The dual revelations, in rapid succession, also suggested that someone with access to high-level intelligence secrets had decided to unveil them in the midst of furor over leak investigations. Both were reported by The Guardian, while The Post, relying upon the same presentation, almost simultaneously reported the Internet company tapping. The Post said a disenchanted intelligence official provided it with the documents to expose government overreach.
Before the disclosure of the Internet company surveillance program on Thursday, the White House and Congressional leaders defended the phone program, saying it was legal and necessary to protect national security.
(Read More: US Secretly Mines Data From Internet Companies - Reports)
Josh Earnest, a White House spokesman, told reporters aboard Air Force One that the kind of surveillance at issue "has been a critical tool in protecting the nation from terror threats as it allows counterterrorism personnel to discover whether known or suspected terrorists have been in contact with other persons who may be engaged in terrorist activities, particularly people located inside the United States." He added: "The president welcomes a discussion of the trade-offs between security and civil liberties."
The Guardian and The Post posted several slides from the 41-page presentation about the Internet program, listing the companies involved — which included Yahoo, Microsoft, Paltalk, AOL, Skype and YouTube — and the dates they joined the program, as well as listing the types of information collected under the program.
The reports came as President Obama was traveling to meet President Xi Jinping of China at an estate in Southern California, a meeting intended to address among other things complaints about Chinese cyberattacks and spying. Now that conversation will take place amid discussion of America's own vast surveillance operations.
But while the administration and lawmakers who supported the telephone records program emphasized that all three branches of government had signed off on it, Anthony Romero of the American Civil Liberties Union denounced the surveillance as an infringement of fundamental individual liberties, no matter how many parts of the government approved of it.
"A pox on all the three houses of government," Mr. Romero said. "On Congress, for legislating such powers, on the FISA court for being such a paper tiger and rubber stamp, and on the Obama administration for not being true to its values."
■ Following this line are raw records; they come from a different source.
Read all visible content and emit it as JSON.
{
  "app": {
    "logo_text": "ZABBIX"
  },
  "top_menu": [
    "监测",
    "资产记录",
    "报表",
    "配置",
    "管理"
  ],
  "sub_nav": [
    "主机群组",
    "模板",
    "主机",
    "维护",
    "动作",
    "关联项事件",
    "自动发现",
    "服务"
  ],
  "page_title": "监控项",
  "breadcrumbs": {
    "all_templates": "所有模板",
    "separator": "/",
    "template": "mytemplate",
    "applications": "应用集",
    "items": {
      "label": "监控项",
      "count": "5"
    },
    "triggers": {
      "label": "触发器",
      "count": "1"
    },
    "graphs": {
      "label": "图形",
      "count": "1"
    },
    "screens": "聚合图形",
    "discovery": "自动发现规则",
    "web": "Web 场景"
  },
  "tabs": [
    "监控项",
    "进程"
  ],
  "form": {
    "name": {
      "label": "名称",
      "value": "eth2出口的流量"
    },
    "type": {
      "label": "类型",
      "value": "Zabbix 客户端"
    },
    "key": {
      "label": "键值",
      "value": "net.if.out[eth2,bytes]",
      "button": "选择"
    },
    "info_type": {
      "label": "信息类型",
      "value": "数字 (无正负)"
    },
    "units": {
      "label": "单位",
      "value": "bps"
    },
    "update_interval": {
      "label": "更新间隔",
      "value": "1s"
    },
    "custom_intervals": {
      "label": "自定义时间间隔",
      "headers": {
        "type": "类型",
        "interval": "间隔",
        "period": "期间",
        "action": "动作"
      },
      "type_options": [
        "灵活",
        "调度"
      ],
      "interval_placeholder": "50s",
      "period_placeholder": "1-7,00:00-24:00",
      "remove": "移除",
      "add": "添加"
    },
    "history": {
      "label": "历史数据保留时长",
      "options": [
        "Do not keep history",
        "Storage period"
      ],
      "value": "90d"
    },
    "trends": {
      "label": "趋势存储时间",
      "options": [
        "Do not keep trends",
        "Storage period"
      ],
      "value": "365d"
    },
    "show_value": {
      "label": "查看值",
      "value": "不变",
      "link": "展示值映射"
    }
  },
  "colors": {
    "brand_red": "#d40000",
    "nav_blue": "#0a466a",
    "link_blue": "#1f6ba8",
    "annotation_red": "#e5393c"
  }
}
Others raised concerns about whether the telephone program was effective.
Word of the program emerged when The Guardian posted an April order from the secret foreign intelligence court directing a subsidiary of Verizon Communications to give the N.S.A. "on an ongoing daily basis" until July logs of communications "between the United States and abroad" or "wholly within the United States, including local telephone calls."
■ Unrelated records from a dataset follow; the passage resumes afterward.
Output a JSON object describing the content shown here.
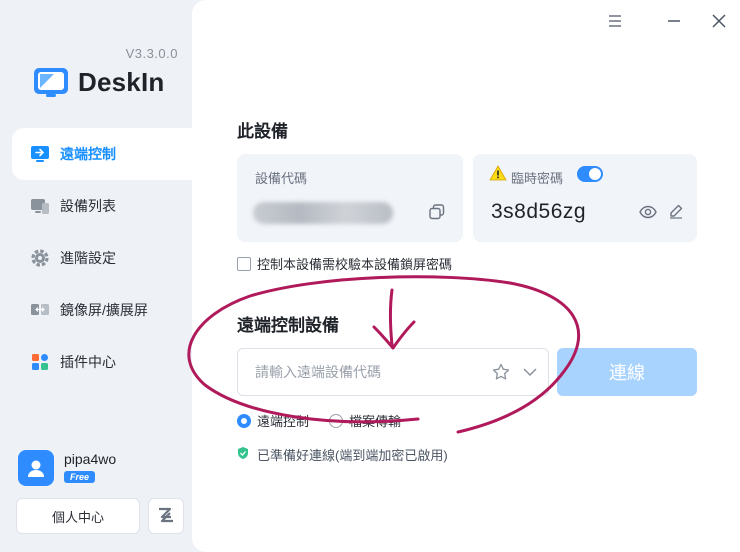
{
  "app": {
    "version": "V3.3.0.0",
    "name": "DeskIn"
  },
  "sidebar": {
    "items": [
      {
        "label": "遠端控制",
        "icon": "remote-control-icon",
        "active": true
      },
      {
        "label": "設備列表",
        "icon": "device-list-icon",
        "active": false
      },
      {
        "label": "進階設定",
        "icon": "gear-icon",
        "active": false
      },
      {
        "label": "鏡像屏/擴展屏",
        "icon": "mirror-screen-icon",
        "active": false
      },
      {
        "label": "插件中心",
        "icon": "plugin-grid-icon",
        "active": false
      }
    ]
  },
  "user": {
    "name": "pipa4wo",
    "plan": "Free",
    "personal_center": "個人中心"
  },
  "this_device": {
    "title": "此設備",
    "code_label": "設備代碼",
    "temp_pwd_label": "臨時密碼",
    "temp_pwd_value": "3s8d56zg",
    "temp_pwd_enabled": true,
    "lock_check_label": "控制本設備需校驗本設備鎖屏密碼"
  },
  "remote": {
    "title": "遠端控制設備",
    "input_placeholder": "請輸入遠端設備代碼",
    "connect_label": "連線",
    "modes": [
      {
        "label": "遠端控制",
        "selected": true
      },
      {
        "label": "檔案傳輸",
        "selected": false
      }
    ],
    "status": "已準備好連線(端到端加密已啟用)"
  },
  "colors": {
    "accent": "#2f8cff",
    "annotation": "#b0195a",
    "connect_disabled": "#a9d3ff"
  }
}
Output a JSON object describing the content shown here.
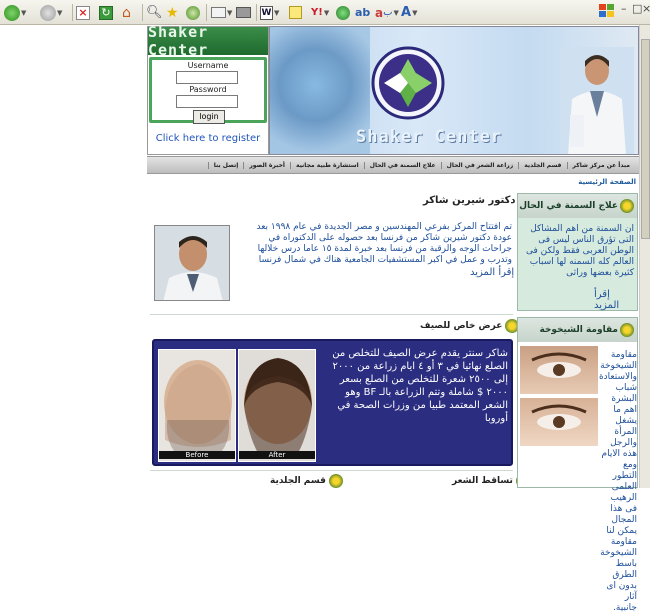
{
  "browser": {
    "toolbar_icons": [
      "back-icon",
      "forward-icon",
      "stop-icon",
      "refresh-icon",
      "home-icon",
      "search-icon",
      "favorites-icon",
      "history-icon",
      "mail-icon",
      "print-icon",
      "word-icon",
      "notes-icon",
      "yahoo-icon",
      "messenger-icon",
      "translate-icon",
      "font-icon",
      "windows-logo-icon"
    ],
    "accent": "#3a8a3a"
  },
  "header": {
    "brand": "Shaker Center",
    "banner_text": "Shaker Center",
    "login": {
      "username_label": "Username",
      "password_label": "Password",
      "login_button": "login",
      "register_link": "Click here to register"
    }
  },
  "nav": {
    "items": [
      "مبدأ عن مركز شاكر",
      "قسم الجلدية",
      "زراعة الشعر في الحال",
      "علاج السمنة في الحال",
      "استشارة طبية مجانية",
      "أخبرة الصور",
      "إتصل بنا"
    ]
  },
  "breadcrumb": "الصفحة الرئيسية",
  "main": {
    "doctor_title": "دكتور شيرين شاكر",
    "doctor_text": "تم افتتاح المركز بفرعي المهندسين و مصر الجديدة في عام ١٩٩٨ بعد عودة دكتور شيرين شاكر من فرنسا بعد حصوله على الدكتوراه في جراحات الوجه والرقبة من فرنسا بعد خبرة لمدة ١٥ عاما درس خلالها وتدرب و عمل في اكبر المستشفيات الجامعية هناك في شمال فرنسا",
    "read_more": "إقرأ المزيد",
    "offer_title": "عرض خاص للصيف",
    "offer_text": "شاكر سنتر يقدم عرض الصيف للتخلص من الصلع نهائيا في ٣ أو ٤ ايام زراعة من ٢٠٠٠ إلى ٢٥٠٠ شعرة للتخلص من الصلع بسعر ٢٠٠٠ $ شاملة وتتم الزراعة بالـ BF وهو الشعر المعتمد طبيا من وزرات الصحة في أوروبا",
    "before_label": "Before",
    "after_label": "After",
    "section_skin": "قسم الجلدية",
    "section_hair": "تساقط الشعر"
  },
  "sidebar": {
    "obesity_title": "علاج السمنة في الحال",
    "obesity_text": "ان السمنة من اهم المشاكل التى تؤرق الناس ليس فى الوطن العربى فقط ولكن فى العالم كله السمنه لها اسباب كثيرة بعضها وراثى",
    "obesity_read_more": "إقرأ المزيد",
    "aging_title": "مقاومة الشيخوخة",
    "aging_text": "مقاومة الشيخوخة والاستعادة شباب البشرة اهم ما يشغل المرأة والرجل هذه الايام ومع التطور العلمى الرهيب فى هذا المجال يمكن لنا مقاومة الشيخوخة باسط الطرق بدون اى آثار جانبية."
  }
}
On Thursday, Senators Dianne Feinstein of California and Saxby Chambliss of Georgia, the top Democrat and top Republican on the Intelligence Committee, said the court order appeared to be a routine reauthorization as part of a broader program that lawmakers have long known about and supported.
"As far as I know, this is an exact three-month renewal of what has been the case for the past seven years," Ms. Feinstein said, adding that it was carried out by the Foreign Intelligence Surveillance Court "under the business records section of the Patriot Act."
"Therefore, it is lawful," she said. "It has been briefed to Congress."